Heckmann: Herr Brinkhaus, Sie haben sich ja bisher zurückgehalten. Einen Tag vor der Wahl – wissen Sie, wem Sie Ihre Stimme geben werden?
Brinkhaus: Ich werde mich auch weiterhin öffentlich zurückhalten, und das ist auch gut so, weil ich nämlich glaube, dass die Delegierten jeder für sich seine eigene Entscheidung treffen wird und nicht darauf hören werden, wer was vorher sagt.

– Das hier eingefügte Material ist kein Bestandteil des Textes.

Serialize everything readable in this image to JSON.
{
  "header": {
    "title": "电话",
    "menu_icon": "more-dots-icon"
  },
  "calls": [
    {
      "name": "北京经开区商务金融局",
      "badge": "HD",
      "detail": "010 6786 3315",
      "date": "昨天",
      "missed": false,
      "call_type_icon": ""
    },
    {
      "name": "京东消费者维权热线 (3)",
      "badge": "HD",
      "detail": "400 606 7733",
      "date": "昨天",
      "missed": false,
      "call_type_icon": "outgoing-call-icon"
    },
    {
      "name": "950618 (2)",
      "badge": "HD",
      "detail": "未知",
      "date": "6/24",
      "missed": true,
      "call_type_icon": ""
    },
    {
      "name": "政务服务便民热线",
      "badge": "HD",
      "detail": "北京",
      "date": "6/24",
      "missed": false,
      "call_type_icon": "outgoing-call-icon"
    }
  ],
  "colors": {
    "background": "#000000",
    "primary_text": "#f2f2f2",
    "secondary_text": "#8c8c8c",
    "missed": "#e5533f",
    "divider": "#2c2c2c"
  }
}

Heckmann: Aber trauen Sie das den Delegierten nicht zu, eine eigene Entscheidung zu treffen, wenn Sie Ihren Favoriten nennen?
Brinkhaus: Ich bin Vorsitzender der CDU/CSU-Bundestagsfraktion und das ist eine Parteiangelegenheit, und vor dem Hintergrund werde ich schön neutral bleiben.
Heckmann: Und das gehört aus Ihrer Sicht nicht zur Demokratie auch dazu, dass man erkennbar macht, wofür man steht?
Brinkhaus: Ich mache politisch-inhaltlich schon sehr, sehr erkennbar, für was ich stehe. Aber ansonsten halte ich mich aus der Sache raus.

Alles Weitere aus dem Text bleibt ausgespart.